Last November, the tribal court granted the Holens a $544,510 judgment against the Leachmans for their costs.
“It’s a very bad deal. Jim Leachman was a hell of a man and things, but we had to do this to get compensated,” Richard Holen said. “We tried to give them back to him. He wouldn’t come get them.”
On March 19, a tribal judge granted the Holens permission to auction off the horses to collect on the debt. Richard Holen’s wife and their son are enrolled tribal members.
Richard Holen was convicted of rustling 39 head of cattle in September 2008 from neighboring ranchers. He served 10 months at the Montana State Prison, another eight months at a regional facility in Glendive and will be on probation until March 2049, according to the Montana Department of Corrections.
The tribal court order didn’t specify that the horses be sold in one lot. But the legal ad states the horses will be sold together, a condition the Holens apparently wanted.
Richard Holen said his son will likely be the buyer.
“When we own them, we can sell them as we want to,” he said. “We’re going to sell them to people who will take care of them because they are very good horses.”
Eastern Montana district inspector Bill Blankenship of Glendive said all the horses, except for the youngest on the Holen ranch, carry Leachman’s Hairpin brand.
“I’d say they look like they’ve came through a long winter,” Blankenship said.
Some horses were trucked to Poplar from a feedlot near Park City, he said. None had the plastic leg bands that resulted in the death of some of Leachman's horses near Billings, Blankenship said.
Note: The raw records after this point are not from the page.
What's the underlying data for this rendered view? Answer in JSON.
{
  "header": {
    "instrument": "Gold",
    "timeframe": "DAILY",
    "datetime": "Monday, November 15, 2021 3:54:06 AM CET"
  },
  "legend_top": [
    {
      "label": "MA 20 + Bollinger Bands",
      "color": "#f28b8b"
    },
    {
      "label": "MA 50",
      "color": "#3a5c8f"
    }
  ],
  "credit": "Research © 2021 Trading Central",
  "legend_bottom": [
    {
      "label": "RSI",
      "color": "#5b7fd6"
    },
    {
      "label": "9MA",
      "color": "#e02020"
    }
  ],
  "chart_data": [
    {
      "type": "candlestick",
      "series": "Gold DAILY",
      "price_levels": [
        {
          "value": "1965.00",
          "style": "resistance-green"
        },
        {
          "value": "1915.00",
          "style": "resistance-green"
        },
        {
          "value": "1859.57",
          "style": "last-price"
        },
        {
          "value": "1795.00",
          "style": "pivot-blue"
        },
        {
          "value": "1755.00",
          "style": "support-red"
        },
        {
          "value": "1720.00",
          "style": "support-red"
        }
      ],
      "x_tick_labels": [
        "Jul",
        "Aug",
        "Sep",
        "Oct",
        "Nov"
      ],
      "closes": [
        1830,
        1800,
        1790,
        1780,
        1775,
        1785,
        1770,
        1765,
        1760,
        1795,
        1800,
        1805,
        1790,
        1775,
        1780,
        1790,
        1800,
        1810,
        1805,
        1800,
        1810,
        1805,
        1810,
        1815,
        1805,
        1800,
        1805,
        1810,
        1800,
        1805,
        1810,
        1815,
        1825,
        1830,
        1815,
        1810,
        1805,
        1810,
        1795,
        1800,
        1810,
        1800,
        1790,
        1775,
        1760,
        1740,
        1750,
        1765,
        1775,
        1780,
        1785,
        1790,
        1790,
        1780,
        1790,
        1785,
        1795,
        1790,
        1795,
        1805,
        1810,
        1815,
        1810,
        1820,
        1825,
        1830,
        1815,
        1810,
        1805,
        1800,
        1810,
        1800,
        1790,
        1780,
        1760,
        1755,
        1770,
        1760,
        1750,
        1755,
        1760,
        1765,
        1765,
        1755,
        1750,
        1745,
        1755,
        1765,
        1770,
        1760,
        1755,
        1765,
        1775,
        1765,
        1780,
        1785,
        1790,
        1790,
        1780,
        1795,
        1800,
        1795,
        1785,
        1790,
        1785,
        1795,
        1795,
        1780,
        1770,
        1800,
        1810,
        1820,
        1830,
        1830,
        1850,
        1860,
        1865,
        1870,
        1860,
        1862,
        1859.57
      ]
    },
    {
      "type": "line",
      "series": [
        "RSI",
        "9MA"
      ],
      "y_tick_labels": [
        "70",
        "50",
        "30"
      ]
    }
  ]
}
Unlike the Fort Peck reservation sale, with apparently one buyer, horse enthusiasts from around the U.S. and Canada flocked to the Crow auction in April 2011, paying a total of $380,365 for 804 quarter horses.
The Crow Tribe conducted perhaps the largest modern-day horse roundup and two-day auction after the U.S. Bureau of Indian Affairs seized the Leachman horses for trespassing on tribal lands.
At the auction, Seth Leachman bid on 60 or 70 of his father’s horses and James Leachman paid the bill of about $35,000, according to Yellowstone County Sheriff Lt. Kent O’Donnell. Some of the horses being sold at the Poplar auction apparently were among those Seth bought back.
O'Donnell had supervised feeding the Leachman horses, some of them starving, at the Home Place ranch through the winter of 2010-2011.
Leachman gradually lost his grazing lands after a neighbor bought the Home Place ranch during a 2010 sheriff’s sale. Last week, the Crow Tribe paid the federal government $989,400 to buy back the 1,933-acre Hairpin Cavvy Ranch, once owned by Leachman, about five miles southeast of Billings.
In early December, a Yellowstone County Justice Court jury found James Leachman guilty of abusing his horses by placing plastic identification bands on their legs that eventually resulted in several deaths. He was sentenced to five years in the Yellowstone County Detention Facility, with all but 120 days suspended, and a $5,000 fine.
Leachman, acting as his own attorney, has appealed the verdict in Yellowstone District Court.
The reappearance of his horses in northeastern Montana is part of this Montana livestock saga, said John Grainger, head of brand enforcement for the Department of Livestock in Helena.
“It’s like a rabbit in a hat. You think you’re done and then they show up near Poplar,” he said.